Cependant, Mankiw souligne les limites du PIB depuis ses premières éditions. Il ne prend pas en compte le travail domestique non rémunéré, les activités bénévoles, l'économie souterraine, la qualité de l'environnement, ni la répartition des revenus. Un pays peut afficher un PIB par habitant élevé tout en présentant de fortes inégalités sociales.

Points clés

Les trois approches du PIB donnent un résultat identique : l'approche par la production (somme des valeurs ajoutées), l'approche par la dépense (C + I + G + X − M) et l'approche par les revenus (somme des rémunérations du travail et du capital)

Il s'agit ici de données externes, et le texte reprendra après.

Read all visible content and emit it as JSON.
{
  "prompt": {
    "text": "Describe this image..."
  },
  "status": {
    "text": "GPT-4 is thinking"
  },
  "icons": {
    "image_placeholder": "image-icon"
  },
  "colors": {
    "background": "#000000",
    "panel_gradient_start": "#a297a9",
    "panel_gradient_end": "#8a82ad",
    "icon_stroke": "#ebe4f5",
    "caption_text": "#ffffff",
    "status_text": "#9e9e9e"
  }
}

Le PIB réel est la mesure à privilégier pour évaluer la croissance, car il neutralise l'effet de l'inflation sur les chiffres

Un taux de croissance du PIB de 2 à 3 % par an est généralement considéré comme satisfaisant pour une économie développée

La règle de 70 : pour estimer le temps nécessaire au doublement du PIB, diviser 70 par le taux de croissance annuel. À 2% de croissance, le PIB double en 35 ans

Attention à la convention de publication : aux États-Unis, les variations trimestrielles du PIB sont annualisées (+0,5% au 2e trimestre y est annoncé comme +2% en rythme annualisé) ; en Europe, l'INSEE et Eurostat publient la variation trimestre sur trimestre brute (le même trimestre s'affiche +0,5%)

Exemple concret

Exemples

En 2025, le PIB de la France s'élevait à 2 991,1 milliards d'euros. Sa décomposition par la dépense : consommation des ménages 1 545,9 Mds€ (51,7 %), investissement 663,6 Mds€ (22,2 %), dépenses publiques 719,6 Mds€ (24,1 %), exportations nettes −14,4 Mds€ (−0,5 %).

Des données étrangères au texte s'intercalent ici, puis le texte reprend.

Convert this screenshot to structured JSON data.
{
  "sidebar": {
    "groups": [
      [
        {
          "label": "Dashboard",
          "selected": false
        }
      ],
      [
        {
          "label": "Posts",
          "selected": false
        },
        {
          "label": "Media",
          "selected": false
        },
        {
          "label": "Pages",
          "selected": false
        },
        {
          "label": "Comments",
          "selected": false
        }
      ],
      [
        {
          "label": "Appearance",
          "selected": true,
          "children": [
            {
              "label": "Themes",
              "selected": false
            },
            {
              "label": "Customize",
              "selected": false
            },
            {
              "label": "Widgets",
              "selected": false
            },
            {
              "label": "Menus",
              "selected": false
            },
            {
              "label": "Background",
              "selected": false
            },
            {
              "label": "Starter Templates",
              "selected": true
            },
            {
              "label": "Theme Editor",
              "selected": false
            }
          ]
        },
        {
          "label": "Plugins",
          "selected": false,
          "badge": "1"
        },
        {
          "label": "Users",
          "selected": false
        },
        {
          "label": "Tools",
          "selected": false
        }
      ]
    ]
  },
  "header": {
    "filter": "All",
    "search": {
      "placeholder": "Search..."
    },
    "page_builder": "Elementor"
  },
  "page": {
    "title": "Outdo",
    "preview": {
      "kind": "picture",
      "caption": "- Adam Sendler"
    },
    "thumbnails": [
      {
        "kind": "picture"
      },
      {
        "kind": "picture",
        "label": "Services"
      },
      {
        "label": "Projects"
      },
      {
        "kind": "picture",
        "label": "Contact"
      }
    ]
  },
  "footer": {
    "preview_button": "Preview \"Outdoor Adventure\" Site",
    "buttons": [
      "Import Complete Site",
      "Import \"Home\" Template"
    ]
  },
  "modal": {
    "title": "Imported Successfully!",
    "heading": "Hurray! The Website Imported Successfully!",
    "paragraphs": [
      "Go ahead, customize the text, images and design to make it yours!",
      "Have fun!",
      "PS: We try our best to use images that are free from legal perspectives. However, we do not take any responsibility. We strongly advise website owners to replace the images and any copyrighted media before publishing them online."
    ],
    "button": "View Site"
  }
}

ATTENTION, ces quatre postes ne font PAS le PIB : ils totalisent 2 914,7 Mds€, soit 76,4 de moins. Il manque deux lignes que la formule C + I + G + (X − M) ne nomme pas — la consommation des institutions sans but lucratif au service des ménages (associations, syndicats, cultes) et la variation des stocks. C'est aussi pourquoi les parts ci-dessus somment à 97,5 % et non à 100 % : les 2,6 % restants sont ces deux postes. Une décomposition qui boucle exactement sur 100 % est le signe qu'on a arrondi jusqu'à faire disparaître ce qu'on ne voulait pas expliquer.

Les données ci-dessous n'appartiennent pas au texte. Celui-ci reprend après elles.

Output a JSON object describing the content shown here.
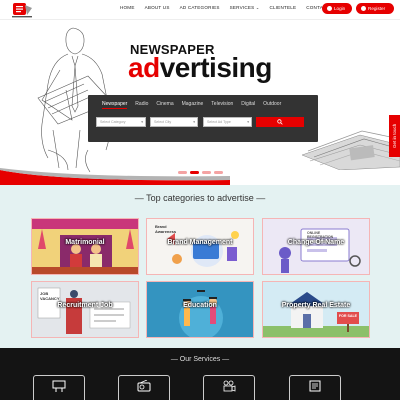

Sur la même base, si le PIB réel de 2026 atteint 3 021 milliards (en euros de 2025), la croissance réelle est de 1,0 %. Si le PIB nominal atteint 3 051 milliards, l'écart entre les 2,0 % de croissance nominale et ce 1,0 % réel mesure l'inflation, soit environ 1,0 %.

Anecdote Mankiw

Mankiw

Mankiw consacre un encadré récurrent à Robert Kennedy, qui déclarait en 1968, à propos du PNB (l'indicateur de référence aux États-Unis à l'époque), qu'il « mesure tout, sauf ce qui fait que la vie vaut la peine d'être vécue ». Mankiw utilise cette citation pour introduire les indicateurs complémentaires comme l'IDH (Indice de Développement Humain) du PNUD, qui intègre l'espérance de vie et le niveau d'éducation aux côtés du revenu.

Pour aller plus loin

Progression

Cette fiche est une référence : elle pose les définitions, donne les ordres de grandeur et monte jusqu'au PIB potentiel. Le cours du même nom fait autre chose — il construit la formule pas à pas, la fait manipuler dans un simulateur et la met à l'épreuve sur huit exercices corrigés. Les deux se complètent : la fiche pour réviser vite, le cours pour comprendre d'où vient chaque terme.

Impact sur les marchés

Marchés

La publication trimestrielle du PIB est un événement majeur pour les marchés financiers. Un PIB supérieur aux attentes renforce généralement la monnaie nationale et soutient les indices boursiers, car il signale une économie dynamique. À l'inverse, un PIB inférieur aux prévisions, et a fortiori négatif deux trimestres consécutifs (récession technique), provoque des ventes sur les marchés actions et un report vers les actifs refuges — les placements jugés les plus sûrs en période de tension —, comme les obligations souveraines (la dette des grands États) et l'or.